The value of her degree did not just come from the classroom. Jean found a number of mentors on campus: BBA Director of Undergraduate Recruitment and Scholarship Charles Enriquez, Recreational Sports staff members Jennifer Speer and Tom Dison, Vice President for Diversity and Community Engagement Leonard Moore and Director of Texas Parents Susie Smith. Each of them helped Jean grow into the type of person she wanted to be. “Susie’s late mother had MS,” Jean says. “She’s been helpful in a way that I didn’t understand that I needed so much.
“When I say, ‘I’m tired,’ Susie understood what I truly meant.”

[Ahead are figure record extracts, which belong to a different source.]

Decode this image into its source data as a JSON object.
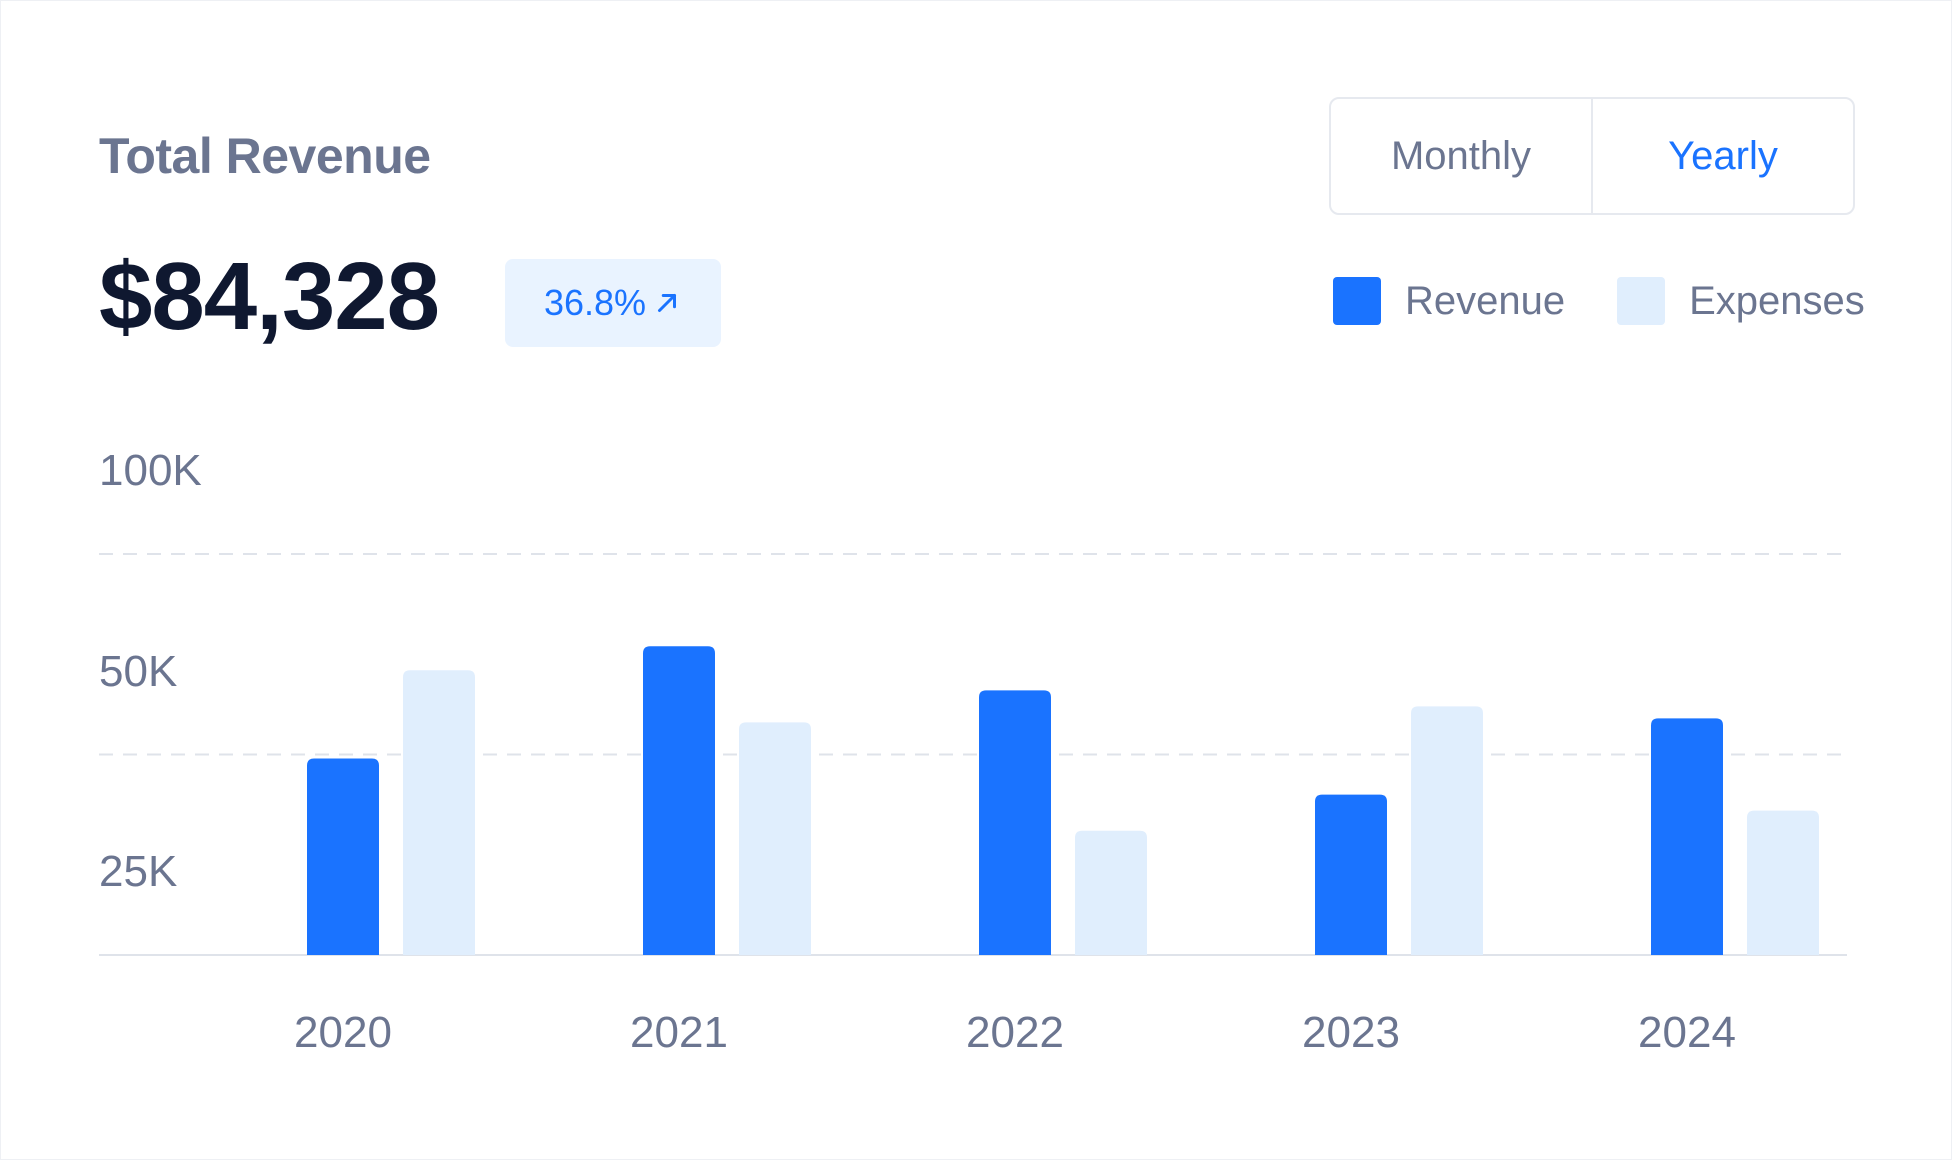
{
  "header": {
    "title": "Total Revenue",
    "total": "$84,328",
    "change": "36.8%",
    "change_icon": "arrow-up-right-icon"
  },
  "toggle": {
    "options": [
      "Monthly",
      "Yearly"
    ],
    "selected": "Yearly"
  },
  "colors": {
    "revenue": "#1a73ff",
    "expenses": "#e0eefd",
    "text_muted": "#6b7590",
    "grid": "#dfe3ea"
  },
  "chart_data": {
    "type": "bar",
    "categories": [
      "2020",
      "2021",
      "2022",
      "2023",
      "2024"
    ],
    "series": [
      {
        "name": "Revenue",
        "values": [
          49,
          77,
          66,
          40,
          59
        ]
      },
      {
        "name": "Expenses",
        "values": [
          71,
          58,
          31,
          62,
          36
        ]
      }
    ],
    "y_tick_labels": [
      "100K",
      "50K",
      "25K"
    ],
    "y_gridlines": [
      100,
      50
    ],
    "ylim": [
      0,
      100
    ],
    "legend": "top-right",
    "grid": "dashed horizontal"
  }
}
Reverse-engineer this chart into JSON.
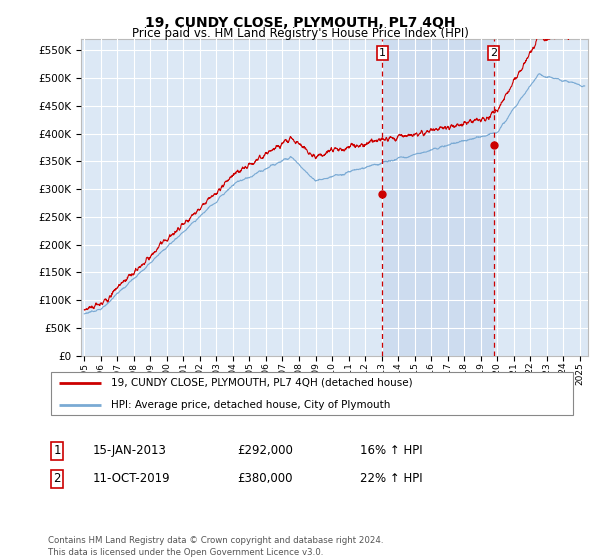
{
  "title": "19, CUNDY CLOSE, PLYMOUTH, PL7 4QH",
  "subtitle": "Price paid vs. HM Land Registry's House Price Index (HPI)",
  "ylabel_ticks": [
    "£0",
    "£50K",
    "£100K",
    "£150K",
    "£200K",
    "£250K",
    "£300K",
    "£350K",
    "£400K",
    "£450K",
    "£500K",
    "£550K"
  ],
  "ytick_values": [
    0,
    50000,
    100000,
    150000,
    200000,
    250000,
    300000,
    350000,
    400000,
    450000,
    500000,
    550000
  ],
  "ylim": [
    0,
    570000
  ],
  "xlim_start": 1994.8,
  "xlim_end": 2025.5,
  "xtick_years": [
    1995,
    1996,
    1997,
    1998,
    1999,
    2000,
    2001,
    2002,
    2003,
    2004,
    2005,
    2006,
    2007,
    2008,
    2009,
    2010,
    2011,
    2012,
    2013,
    2014,
    2015,
    2016,
    2017,
    2018,
    2019,
    2020,
    2021,
    2022,
    2023,
    2024,
    2025
  ],
  "hpi_color": "#7aaad4",
  "sale_color": "#cc0000",
  "vline_color": "#cc0000",
  "sale1_x": 2013.04,
  "sale1_y": 292000,
  "sale2_x": 2019.78,
  "sale2_y": 380000,
  "sale1_label": "15-JAN-2013",
  "sale1_price": "£292,000",
  "sale1_hpi": "16% ↑ HPI",
  "sale2_label": "11-OCT-2019",
  "sale2_price": "£380,000",
  "sale2_hpi": "22% ↑ HPI",
  "legend_line1": "19, CUNDY CLOSE, PLYMOUTH, PL7 4QH (detached house)",
  "legend_line2": "HPI: Average price, detached house, City of Plymouth",
  "footnote": "Contains HM Land Registry data © Crown copyright and database right 2024.\nThis data is licensed under the Open Government Licence v3.0.",
  "background_plot": "#dce8f5",
  "shade_color": "#c8d8ed",
  "background_fig": "#ffffff",
  "grid_color": "#ffffff"
}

Jean had applied to a consulting job with Dell and made it to the second round of interviews when the pandemic froze the process. With her finance degree from the McCombs School of Business, she sees herself pivoting to human resources or other person-focused fields in the business world.
“I’m not feeling stressed about not having something definite,” she says. “I think it’s because there’s this collective uncertainty going on right now.”

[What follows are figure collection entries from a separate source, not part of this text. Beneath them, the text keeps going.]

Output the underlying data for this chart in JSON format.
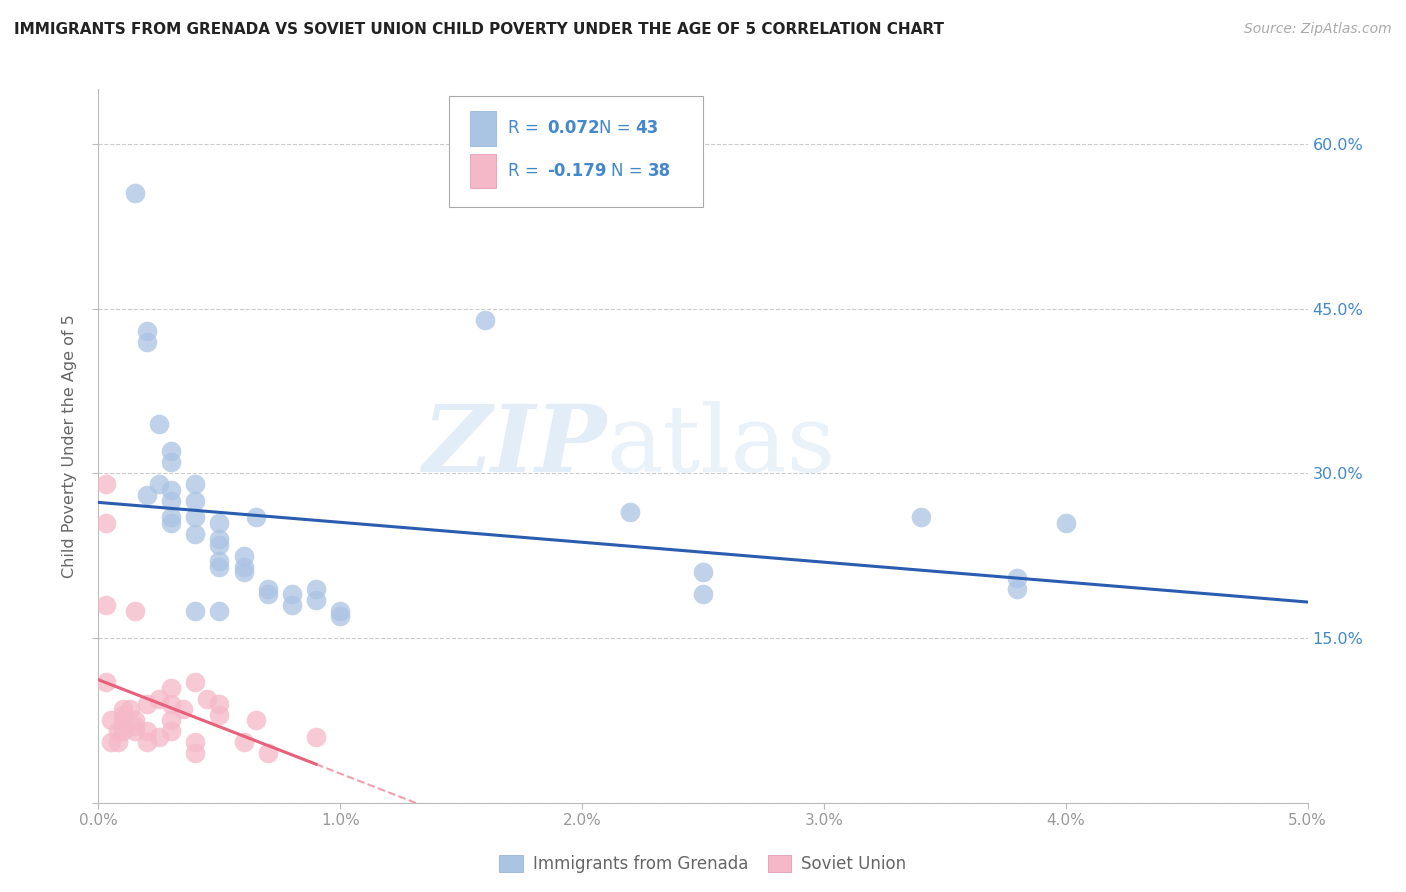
{
  "title": "IMMIGRANTS FROM GRENADA VS SOVIET UNION CHILD POVERTY UNDER THE AGE OF 5 CORRELATION CHART",
  "source": "Source: ZipAtlas.com",
  "ylabel": "Child Poverty Under the Age of 5",
  "xlim": [
    0.0,
    0.05
  ],
  "ylim": [
    0.0,
    0.65
  ],
  "xticks": [
    0.0,
    0.01,
    0.02,
    0.03,
    0.04,
    0.05
  ],
  "xticklabels": [
    "0.0%",
    "1.0%",
    "2.0%",
    "3.0%",
    "4.0%",
    "5.0%"
  ],
  "yticks": [
    0.0,
    0.15,
    0.3,
    0.45,
    0.6
  ],
  "yticklabels_right": [
    "",
    "15.0%",
    "30.0%",
    "45.0%",
    "60.0%"
  ],
  "blue_color": "#aac4e3",
  "pink_color": "#f5b8c8",
  "blue_line_color": "#2a5db0",
  "pink_line_color": "#e8607a",
  "grid_color": "#cccccc",
  "watermark_zip": "ZIP",
  "watermark_atlas": "atlas",
  "blue_x": [
    0.0015,
    0.002,
    0.002,
    0.002,
    0.0025,
    0.0025,
    0.003,
    0.003,
    0.003,
    0.003,
    0.003,
    0.003,
    0.004,
    0.004,
    0.004,
    0.004,
    0.004,
    0.005,
    0.005,
    0.005,
    0.005,
    0.005,
    0.005,
    0.006,
    0.006,
    0.006,
    0.0065,
    0.007,
    0.007,
    0.008,
    0.008,
    0.009,
    0.009,
    0.01,
    0.01,
    0.016,
    0.022,
    0.025,
    0.025,
    0.034,
    0.038,
    0.038,
    0.04
  ],
  "blue_y": [
    0.555,
    0.42,
    0.43,
    0.28,
    0.29,
    0.345,
    0.255,
    0.275,
    0.285,
    0.32,
    0.26,
    0.31,
    0.245,
    0.26,
    0.275,
    0.29,
    0.175,
    0.235,
    0.24,
    0.255,
    0.215,
    0.22,
    0.175,
    0.21,
    0.215,
    0.225,
    0.26,
    0.19,
    0.195,
    0.18,
    0.19,
    0.185,
    0.195,
    0.17,
    0.175,
    0.44,
    0.265,
    0.19,
    0.21,
    0.26,
    0.195,
    0.205,
    0.255
  ],
  "pink_x": [
    0.0003,
    0.0003,
    0.0003,
    0.0003,
    0.0005,
    0.0005,
    0.0008,
    0.0008,
    0.001,
    0.001,
    0.001,
    0.001,
    0.001,
    0.0013,
    0.0015,
    0.0015,
    0.0015,
    0.0015,
    0.002,
    0.002,
    0.002,
    0.0025,
    0.0025,
    0.003,
    0.003,
    0.003,
    0.003,
    0.0035,
    0.004,
    0.004,
    0.004,
    0.0045,
    0.005,
    0.005,
    0.006,
    0.0065,
    0.007,
    0.009
  ],
  "pink_y": [
    0.29,
    0.255,
    0.18,
    0.11,
    0.055,
    0.075,
    0.065,
    0.055,
    0.065,
    0.07,
    0.075,
    0.08,
    0.085,
    0.085,
    0.065,
    0.07,
    0.075,
    0.175,
    0.055,
    0.065,
    0.09,
    0.06,
    0.095,
    0.065,
    0.075,
    0.09,
    0.105,
    0.085,
    0.045,
    0.055,
    0.11,
    0.095,
    0.08,
    0.09,
    0.055,
    0.075,
    0.045,
    0.06
  ],
  "legend_R1": "R = ",
  "legend_V1": "0.072",
  "legend_N1": "N = ",
  "legend_NV1": "43",
  "legend_R2": "R = ",
  "legend_V2": "-0.179",
  "legend_N2": "N = ",
  "legend_NV2": "38",
  "bottom_label1": "Immigrants from Grenada",
  "bottom_label2": "Soviet Union"
}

Jean’s one definitive plan is to train for Bike MS: Texas MS 150, where she will use her hand-cycle to travel 150 miles through Texas to raise money for MS. The event has been delayed from its original summer start time until September 26.
All in all, Jean’s time on campus demonstrates that the value of an education rests in the little things — the small interactions that are possible when you are surrounded by people who are interested in seeing you grow.
On a Sunday last fall, alongside her sister, Jean left J2 dining hall with an ice cream cone in hand. Nicole, who turns 20 this year, had been in town helping Jean clean her room. They went together under the warmth of the Texas sun. It was a busy afternoon by the Jester dormitory, but Jean felt an incredible calm. She called Nicole over and asked her to sit in her lap. Nicole obliged and the two sisters spun together in Jean’s wheelchair. She balanced the ice cream as they rotated and laughed through songs from the musical “Hairspray.” No competition in sight.
“Everything just seemed right with the world,” Jean says. “I had ice cream, and it’s like, OK, you’re about to go back to San Antonio.’ But I’m grateful for whatever this moment just meant and how all the things that go unsaid are going to give me energy for weeks.”